Of course, the problem with this graph is that it doesn’t make the most recent HPS data visible — they pretty much just look like clusters of circles. One solution is to use another graph, focusing in on the most recent period. In this next graph, I show estimates of food insecurity in just the two phases of the HPS during 2020. Again, white space (and text) helps make clear the two phases of the survey may not be strictly comparable. I’ve also included thin, dashed lines to show the 2018 value from the FSS data. (The 2006–18 average could also be used, but food insecurity tracks the overall economy (PDF), so the most recent point may be a better choice here.)

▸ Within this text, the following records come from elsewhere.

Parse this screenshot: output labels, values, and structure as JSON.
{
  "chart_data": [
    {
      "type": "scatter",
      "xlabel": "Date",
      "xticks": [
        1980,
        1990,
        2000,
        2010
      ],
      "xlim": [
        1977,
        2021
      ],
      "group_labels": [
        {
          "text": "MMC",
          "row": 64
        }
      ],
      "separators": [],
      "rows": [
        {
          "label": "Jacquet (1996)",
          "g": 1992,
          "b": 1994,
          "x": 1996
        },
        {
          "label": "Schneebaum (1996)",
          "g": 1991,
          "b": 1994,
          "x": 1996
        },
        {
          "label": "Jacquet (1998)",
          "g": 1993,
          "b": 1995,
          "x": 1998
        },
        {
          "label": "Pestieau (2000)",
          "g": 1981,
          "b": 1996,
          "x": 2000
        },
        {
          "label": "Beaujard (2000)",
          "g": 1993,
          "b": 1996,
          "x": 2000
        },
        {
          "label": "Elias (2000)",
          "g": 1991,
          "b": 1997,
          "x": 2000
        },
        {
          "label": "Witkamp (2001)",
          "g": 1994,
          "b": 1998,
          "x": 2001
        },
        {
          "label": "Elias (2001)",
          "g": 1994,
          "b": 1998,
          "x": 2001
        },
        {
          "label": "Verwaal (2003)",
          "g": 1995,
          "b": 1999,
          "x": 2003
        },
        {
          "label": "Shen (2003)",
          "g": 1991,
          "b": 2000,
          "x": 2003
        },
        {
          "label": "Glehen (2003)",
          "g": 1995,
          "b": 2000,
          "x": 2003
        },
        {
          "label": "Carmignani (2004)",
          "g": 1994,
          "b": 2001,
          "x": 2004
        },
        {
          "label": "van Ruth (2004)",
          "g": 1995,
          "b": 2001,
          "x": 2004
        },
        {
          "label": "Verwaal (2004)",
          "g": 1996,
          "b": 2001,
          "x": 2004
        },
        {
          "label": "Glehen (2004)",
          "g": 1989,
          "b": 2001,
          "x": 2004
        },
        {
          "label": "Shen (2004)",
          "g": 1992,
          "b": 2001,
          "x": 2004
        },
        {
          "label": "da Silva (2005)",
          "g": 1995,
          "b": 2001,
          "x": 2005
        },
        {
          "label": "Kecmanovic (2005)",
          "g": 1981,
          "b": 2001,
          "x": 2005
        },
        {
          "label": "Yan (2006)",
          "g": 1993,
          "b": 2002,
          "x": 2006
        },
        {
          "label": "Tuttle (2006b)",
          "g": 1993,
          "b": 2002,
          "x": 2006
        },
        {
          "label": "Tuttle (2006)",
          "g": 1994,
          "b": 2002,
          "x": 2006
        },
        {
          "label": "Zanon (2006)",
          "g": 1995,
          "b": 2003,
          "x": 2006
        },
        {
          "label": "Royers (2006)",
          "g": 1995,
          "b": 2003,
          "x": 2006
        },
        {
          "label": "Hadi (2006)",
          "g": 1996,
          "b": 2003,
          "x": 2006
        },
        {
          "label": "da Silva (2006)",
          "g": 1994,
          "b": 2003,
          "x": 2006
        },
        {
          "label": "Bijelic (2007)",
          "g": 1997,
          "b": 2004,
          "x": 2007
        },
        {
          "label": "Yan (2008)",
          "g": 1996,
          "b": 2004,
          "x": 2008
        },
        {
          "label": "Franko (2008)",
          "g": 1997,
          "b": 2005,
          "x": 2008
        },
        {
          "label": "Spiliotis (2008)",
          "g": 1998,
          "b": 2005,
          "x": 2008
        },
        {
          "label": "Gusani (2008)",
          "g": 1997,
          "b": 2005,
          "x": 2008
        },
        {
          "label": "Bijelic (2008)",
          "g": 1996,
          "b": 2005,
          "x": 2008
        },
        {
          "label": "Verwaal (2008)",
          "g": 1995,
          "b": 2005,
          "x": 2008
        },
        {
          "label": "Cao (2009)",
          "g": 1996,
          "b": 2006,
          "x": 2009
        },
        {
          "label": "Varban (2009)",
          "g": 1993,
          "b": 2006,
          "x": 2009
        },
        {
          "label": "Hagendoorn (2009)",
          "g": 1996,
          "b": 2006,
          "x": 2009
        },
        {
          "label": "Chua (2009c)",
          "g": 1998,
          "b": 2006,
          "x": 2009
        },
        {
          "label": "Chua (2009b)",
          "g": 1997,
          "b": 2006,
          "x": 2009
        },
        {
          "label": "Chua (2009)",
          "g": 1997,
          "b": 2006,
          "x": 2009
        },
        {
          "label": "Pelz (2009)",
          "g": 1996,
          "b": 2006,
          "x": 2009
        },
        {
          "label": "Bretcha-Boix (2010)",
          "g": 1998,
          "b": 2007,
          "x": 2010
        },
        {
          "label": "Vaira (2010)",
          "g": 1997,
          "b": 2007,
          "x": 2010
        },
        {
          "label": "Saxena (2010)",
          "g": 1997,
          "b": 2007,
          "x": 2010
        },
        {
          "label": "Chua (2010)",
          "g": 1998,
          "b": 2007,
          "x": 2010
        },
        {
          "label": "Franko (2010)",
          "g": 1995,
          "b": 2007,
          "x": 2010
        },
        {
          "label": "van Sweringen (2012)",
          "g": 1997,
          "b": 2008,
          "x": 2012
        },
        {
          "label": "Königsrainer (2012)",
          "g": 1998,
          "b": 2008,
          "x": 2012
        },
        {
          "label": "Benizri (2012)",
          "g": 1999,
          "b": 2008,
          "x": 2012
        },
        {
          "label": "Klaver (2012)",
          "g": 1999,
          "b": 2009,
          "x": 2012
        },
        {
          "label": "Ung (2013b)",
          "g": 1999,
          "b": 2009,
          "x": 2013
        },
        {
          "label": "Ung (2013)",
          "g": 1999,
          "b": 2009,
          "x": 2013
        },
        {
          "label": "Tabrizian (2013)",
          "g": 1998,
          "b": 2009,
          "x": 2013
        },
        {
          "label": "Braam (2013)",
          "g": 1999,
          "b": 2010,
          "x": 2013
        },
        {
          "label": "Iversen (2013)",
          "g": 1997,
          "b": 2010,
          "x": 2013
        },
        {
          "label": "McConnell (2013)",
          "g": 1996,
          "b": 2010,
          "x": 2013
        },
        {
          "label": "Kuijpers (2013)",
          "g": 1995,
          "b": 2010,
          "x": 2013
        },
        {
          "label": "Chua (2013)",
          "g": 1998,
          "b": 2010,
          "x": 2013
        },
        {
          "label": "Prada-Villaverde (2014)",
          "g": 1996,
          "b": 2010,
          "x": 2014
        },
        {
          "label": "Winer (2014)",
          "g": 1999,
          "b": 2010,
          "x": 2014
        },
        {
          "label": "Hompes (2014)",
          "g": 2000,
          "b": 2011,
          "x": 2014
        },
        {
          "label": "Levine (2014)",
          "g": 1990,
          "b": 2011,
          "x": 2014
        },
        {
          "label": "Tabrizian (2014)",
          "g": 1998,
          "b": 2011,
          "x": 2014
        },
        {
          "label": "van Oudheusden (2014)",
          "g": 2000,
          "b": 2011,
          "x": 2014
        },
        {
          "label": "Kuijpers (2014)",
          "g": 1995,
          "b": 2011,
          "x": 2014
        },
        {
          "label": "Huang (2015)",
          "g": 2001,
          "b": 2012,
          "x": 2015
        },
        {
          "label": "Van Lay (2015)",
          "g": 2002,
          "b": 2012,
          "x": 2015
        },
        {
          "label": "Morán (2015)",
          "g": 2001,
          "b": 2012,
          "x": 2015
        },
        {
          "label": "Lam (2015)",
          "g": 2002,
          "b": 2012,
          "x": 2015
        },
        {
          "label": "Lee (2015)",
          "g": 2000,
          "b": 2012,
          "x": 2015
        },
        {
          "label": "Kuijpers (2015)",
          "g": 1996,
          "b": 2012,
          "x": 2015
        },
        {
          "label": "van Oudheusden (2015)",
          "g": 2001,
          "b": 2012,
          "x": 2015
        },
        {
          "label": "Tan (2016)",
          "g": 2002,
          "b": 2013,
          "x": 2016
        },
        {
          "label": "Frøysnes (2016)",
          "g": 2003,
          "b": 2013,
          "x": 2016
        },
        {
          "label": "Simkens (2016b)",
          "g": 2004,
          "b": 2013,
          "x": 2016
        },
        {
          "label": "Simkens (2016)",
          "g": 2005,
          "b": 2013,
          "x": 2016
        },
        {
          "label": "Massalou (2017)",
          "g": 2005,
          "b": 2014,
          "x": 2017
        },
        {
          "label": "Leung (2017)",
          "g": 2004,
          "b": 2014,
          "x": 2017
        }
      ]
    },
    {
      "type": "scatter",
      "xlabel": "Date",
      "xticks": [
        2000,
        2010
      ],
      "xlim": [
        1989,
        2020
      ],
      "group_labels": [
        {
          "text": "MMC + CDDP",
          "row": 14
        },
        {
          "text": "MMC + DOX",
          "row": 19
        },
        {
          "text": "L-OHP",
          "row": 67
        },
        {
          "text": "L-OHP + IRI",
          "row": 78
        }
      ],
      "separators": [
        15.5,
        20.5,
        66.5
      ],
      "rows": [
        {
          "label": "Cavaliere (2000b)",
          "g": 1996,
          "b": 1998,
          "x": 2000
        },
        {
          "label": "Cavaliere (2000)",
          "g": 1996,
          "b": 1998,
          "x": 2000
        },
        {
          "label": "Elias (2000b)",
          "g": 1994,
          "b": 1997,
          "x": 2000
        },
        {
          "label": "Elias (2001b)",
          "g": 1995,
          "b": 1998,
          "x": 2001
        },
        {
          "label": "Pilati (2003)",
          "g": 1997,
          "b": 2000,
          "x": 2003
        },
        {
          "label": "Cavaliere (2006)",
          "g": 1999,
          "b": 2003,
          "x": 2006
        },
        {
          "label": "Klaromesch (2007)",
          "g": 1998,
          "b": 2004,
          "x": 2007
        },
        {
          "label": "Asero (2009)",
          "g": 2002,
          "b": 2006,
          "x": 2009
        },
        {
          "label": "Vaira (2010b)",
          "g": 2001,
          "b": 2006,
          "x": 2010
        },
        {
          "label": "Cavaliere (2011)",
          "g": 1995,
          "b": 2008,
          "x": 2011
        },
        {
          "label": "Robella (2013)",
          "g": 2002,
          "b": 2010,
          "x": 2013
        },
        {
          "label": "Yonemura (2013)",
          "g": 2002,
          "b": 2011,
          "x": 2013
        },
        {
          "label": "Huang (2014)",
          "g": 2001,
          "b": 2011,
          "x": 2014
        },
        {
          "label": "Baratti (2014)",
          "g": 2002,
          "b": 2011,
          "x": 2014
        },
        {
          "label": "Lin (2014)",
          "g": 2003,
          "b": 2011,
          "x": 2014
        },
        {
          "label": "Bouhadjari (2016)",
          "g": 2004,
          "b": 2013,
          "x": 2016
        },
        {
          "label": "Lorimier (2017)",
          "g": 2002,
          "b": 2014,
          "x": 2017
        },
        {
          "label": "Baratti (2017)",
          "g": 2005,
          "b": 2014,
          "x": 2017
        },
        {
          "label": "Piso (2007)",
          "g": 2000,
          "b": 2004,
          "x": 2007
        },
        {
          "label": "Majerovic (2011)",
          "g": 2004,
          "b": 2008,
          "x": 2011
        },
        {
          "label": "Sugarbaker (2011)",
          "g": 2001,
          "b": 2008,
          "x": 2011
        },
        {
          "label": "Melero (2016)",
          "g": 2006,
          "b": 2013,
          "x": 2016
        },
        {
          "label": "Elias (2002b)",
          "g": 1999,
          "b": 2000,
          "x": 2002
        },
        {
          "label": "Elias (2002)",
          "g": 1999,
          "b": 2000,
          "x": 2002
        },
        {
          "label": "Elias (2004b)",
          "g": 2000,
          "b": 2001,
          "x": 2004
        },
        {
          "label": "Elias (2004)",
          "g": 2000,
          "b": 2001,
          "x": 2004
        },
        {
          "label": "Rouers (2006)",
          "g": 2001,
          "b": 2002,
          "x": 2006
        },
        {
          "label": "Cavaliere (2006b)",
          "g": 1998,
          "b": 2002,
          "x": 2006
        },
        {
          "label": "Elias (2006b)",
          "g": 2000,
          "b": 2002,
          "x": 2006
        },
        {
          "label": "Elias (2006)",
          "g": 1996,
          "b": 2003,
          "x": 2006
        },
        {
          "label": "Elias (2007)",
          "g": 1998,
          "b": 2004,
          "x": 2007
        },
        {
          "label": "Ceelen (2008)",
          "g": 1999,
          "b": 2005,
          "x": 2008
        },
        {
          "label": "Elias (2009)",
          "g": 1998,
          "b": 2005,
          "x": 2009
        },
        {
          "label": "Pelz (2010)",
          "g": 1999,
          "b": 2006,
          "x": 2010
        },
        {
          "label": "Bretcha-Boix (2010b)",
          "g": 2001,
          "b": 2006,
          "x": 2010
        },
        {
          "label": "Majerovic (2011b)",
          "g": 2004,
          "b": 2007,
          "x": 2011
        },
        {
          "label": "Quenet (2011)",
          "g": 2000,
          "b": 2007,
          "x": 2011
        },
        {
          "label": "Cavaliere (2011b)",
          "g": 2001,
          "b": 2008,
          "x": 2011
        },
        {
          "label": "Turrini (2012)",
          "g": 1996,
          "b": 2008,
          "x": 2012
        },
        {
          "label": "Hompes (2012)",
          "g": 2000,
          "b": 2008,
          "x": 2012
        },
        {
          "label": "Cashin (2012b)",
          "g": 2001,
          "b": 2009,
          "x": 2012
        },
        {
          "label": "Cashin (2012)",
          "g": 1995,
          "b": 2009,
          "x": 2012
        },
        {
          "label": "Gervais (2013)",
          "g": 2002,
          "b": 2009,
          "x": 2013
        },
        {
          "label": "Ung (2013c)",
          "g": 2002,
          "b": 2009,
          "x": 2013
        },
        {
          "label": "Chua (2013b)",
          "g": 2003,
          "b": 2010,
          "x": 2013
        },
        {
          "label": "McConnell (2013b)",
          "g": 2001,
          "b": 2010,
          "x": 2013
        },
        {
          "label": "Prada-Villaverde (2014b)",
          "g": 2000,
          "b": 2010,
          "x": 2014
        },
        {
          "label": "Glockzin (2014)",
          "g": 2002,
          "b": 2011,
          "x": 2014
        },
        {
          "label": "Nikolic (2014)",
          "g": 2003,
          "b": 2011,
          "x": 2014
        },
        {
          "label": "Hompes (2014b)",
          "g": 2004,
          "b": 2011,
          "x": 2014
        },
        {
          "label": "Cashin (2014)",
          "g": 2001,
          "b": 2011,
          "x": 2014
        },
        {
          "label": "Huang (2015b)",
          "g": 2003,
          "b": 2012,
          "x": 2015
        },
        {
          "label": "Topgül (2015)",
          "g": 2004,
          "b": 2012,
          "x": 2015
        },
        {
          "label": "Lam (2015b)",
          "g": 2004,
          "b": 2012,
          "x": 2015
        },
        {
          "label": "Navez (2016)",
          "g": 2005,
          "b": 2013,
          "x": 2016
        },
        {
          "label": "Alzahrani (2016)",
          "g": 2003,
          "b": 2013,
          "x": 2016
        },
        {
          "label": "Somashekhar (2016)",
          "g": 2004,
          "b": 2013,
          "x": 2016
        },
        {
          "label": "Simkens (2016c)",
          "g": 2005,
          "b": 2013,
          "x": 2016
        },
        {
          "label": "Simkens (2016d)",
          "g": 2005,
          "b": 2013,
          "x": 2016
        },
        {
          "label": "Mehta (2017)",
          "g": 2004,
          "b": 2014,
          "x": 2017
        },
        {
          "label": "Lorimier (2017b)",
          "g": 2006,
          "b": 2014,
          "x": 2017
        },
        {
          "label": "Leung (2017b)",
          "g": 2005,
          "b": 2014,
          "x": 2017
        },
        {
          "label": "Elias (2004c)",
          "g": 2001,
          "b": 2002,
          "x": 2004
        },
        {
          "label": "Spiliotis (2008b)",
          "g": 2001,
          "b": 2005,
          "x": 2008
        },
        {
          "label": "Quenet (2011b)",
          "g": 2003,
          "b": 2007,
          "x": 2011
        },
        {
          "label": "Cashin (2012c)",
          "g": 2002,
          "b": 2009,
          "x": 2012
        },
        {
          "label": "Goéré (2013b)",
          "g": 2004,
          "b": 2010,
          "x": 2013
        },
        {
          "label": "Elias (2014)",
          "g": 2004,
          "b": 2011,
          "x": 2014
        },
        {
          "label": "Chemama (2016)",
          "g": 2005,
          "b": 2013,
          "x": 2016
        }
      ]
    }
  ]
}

I didn’t add a dashed line to connect the two phases in the HPS. As noted, my Urban colleagues have documented (PDF) why these two HPS phases should not be stitched together, and for purposes of this visual exercise, I follow their recommendation (Urban’s collection of HPS-related projects, Tracking COVID-19’s Effects by Race and Ethnicity, explicitly separates the two surveys).As in the first redesigned graph, I use white space and labels to make and explain the break in the series.
By plotting the time series data in the correct positions and more carefully using labels and annotation, we can create a plot that, at least visually, addresses some of the methodological concerns raised by different researchers. The task of comparing data before and during the pandemic is no easy task, but making it clear where missing data may be and where data series may not be comparable can help readers better understand the caveats and the content.